By the way, going by the anecdote on Yahya above, I cannot wait for your full blown/all out exposition on him/(Yahya).
Thank you and keep coming.
Saul,
This is an excellent article, you hit the nail right on the head. Thank you for writing it.
In my opinion, sentiments of Europe/West are not what we should await for. If we should be, then there would not have been an existing history of the ”scramble over Africa” and a trans-Atlantic slave trade.What I think worthwhile, is for New Africa leaders like Buhari, be guided by their good sense of purpose so that the ”clowns gear shopkeppers” woudn’t be able to sell him their latest product.
Sad to say but, Europe/West only applaud the stupidness of most of the African Leaders because that is exactly what facilitates getting access to their interests, much more in natural resources rich African countries and quite a fact, that they cannot he held responsible for meticulously doing it.
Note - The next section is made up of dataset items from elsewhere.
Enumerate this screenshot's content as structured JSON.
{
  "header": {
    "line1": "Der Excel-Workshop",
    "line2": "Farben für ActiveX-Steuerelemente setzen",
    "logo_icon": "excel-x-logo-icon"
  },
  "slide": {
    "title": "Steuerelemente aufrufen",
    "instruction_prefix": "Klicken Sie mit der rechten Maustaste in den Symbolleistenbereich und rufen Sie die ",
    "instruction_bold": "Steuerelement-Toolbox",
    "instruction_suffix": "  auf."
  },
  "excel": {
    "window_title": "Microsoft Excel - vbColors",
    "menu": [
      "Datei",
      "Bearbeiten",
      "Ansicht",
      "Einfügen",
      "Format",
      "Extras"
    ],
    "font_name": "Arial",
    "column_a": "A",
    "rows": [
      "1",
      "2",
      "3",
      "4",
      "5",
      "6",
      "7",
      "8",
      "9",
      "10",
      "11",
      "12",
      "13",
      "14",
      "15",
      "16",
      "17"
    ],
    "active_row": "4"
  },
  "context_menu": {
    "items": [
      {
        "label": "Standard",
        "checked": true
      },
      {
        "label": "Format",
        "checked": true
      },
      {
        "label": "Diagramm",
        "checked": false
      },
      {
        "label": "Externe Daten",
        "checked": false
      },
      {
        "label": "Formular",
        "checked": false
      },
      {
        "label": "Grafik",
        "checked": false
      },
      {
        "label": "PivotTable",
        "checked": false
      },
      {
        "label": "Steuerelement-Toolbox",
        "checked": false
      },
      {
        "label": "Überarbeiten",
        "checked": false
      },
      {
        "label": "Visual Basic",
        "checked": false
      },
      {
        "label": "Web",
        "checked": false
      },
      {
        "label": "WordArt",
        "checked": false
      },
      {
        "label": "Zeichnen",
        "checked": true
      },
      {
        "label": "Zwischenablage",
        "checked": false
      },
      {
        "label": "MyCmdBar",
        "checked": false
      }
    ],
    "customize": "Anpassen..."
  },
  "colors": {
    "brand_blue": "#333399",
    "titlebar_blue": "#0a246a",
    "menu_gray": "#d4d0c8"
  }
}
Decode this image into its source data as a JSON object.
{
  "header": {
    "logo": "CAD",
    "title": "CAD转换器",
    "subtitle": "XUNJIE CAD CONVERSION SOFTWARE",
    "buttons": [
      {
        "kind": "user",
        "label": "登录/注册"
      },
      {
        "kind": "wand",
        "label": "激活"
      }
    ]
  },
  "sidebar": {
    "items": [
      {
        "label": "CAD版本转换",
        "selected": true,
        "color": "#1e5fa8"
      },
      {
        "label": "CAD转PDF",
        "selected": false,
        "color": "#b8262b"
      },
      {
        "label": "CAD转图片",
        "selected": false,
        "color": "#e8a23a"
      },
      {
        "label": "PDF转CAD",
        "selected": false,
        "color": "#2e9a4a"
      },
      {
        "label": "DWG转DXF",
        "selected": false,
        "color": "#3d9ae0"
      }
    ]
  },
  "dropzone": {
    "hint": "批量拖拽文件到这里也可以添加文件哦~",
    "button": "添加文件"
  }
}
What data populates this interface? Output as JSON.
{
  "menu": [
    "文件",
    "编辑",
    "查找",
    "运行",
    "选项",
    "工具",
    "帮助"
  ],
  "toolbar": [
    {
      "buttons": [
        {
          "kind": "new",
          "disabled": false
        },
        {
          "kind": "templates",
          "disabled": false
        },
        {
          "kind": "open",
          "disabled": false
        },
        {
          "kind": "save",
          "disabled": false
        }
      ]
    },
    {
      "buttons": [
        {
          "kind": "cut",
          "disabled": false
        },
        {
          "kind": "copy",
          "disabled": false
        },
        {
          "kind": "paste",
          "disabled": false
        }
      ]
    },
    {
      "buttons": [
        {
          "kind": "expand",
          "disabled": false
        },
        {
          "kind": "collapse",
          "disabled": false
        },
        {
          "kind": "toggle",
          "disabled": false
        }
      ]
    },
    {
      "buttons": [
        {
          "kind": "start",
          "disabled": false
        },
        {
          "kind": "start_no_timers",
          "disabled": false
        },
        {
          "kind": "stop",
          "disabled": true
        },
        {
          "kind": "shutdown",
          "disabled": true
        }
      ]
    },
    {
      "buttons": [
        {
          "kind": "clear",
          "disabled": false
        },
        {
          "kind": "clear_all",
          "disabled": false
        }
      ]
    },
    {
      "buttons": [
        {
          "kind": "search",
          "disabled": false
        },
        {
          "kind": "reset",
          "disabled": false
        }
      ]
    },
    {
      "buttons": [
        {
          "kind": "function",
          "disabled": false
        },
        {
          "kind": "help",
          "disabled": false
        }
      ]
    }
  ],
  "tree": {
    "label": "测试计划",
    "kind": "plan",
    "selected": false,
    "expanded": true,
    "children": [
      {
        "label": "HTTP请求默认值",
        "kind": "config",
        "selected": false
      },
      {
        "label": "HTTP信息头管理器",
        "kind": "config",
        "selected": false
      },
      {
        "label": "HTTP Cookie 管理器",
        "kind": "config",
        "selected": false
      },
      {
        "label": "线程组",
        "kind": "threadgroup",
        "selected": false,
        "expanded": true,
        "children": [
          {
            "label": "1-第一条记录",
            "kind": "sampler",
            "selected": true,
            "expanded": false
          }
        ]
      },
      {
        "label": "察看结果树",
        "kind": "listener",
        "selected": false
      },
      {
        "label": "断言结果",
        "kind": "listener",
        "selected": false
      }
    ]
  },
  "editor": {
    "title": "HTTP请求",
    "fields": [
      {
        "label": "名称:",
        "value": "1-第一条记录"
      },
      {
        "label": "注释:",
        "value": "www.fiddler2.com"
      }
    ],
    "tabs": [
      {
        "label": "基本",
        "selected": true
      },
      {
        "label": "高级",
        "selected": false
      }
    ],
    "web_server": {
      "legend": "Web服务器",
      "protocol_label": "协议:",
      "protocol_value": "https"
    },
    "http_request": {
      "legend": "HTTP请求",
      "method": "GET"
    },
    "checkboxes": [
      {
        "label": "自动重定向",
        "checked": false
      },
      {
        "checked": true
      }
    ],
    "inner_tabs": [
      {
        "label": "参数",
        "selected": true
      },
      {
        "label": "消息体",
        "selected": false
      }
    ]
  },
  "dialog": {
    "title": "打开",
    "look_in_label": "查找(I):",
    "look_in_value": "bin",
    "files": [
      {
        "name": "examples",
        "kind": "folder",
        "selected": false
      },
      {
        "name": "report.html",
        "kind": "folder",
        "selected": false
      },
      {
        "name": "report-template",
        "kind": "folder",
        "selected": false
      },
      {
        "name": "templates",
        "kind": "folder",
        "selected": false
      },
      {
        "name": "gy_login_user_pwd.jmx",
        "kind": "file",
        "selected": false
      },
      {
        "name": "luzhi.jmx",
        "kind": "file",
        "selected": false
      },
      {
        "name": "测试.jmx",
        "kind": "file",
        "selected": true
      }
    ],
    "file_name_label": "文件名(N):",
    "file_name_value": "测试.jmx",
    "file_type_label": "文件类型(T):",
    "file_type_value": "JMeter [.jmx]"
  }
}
For this being my opinion, Buhari, the new African leader, needs all the steadfastness and an inner urge for honesty and to abide by the Nigerian constitution so that he wouldn’t be cornered to a checkmate situation against his great initiation of a different page Africa.
Europe, who knows are friendly and sympathetic to Africa’s situation and you will understand this at the immigration or assylum application centers across Europe. Another thing I would like to urge Buhari and all conscious Nigerians in this positive stride is, to make ways possible for the Nigerian Universities be part of all external effort in Nigeria, eg., all NGOs including Medics without Border etc. to collaborate with medicine students from universities from all corners of Nigeria and so on. This is an article worth going through. Well done Mr. Saidykhan.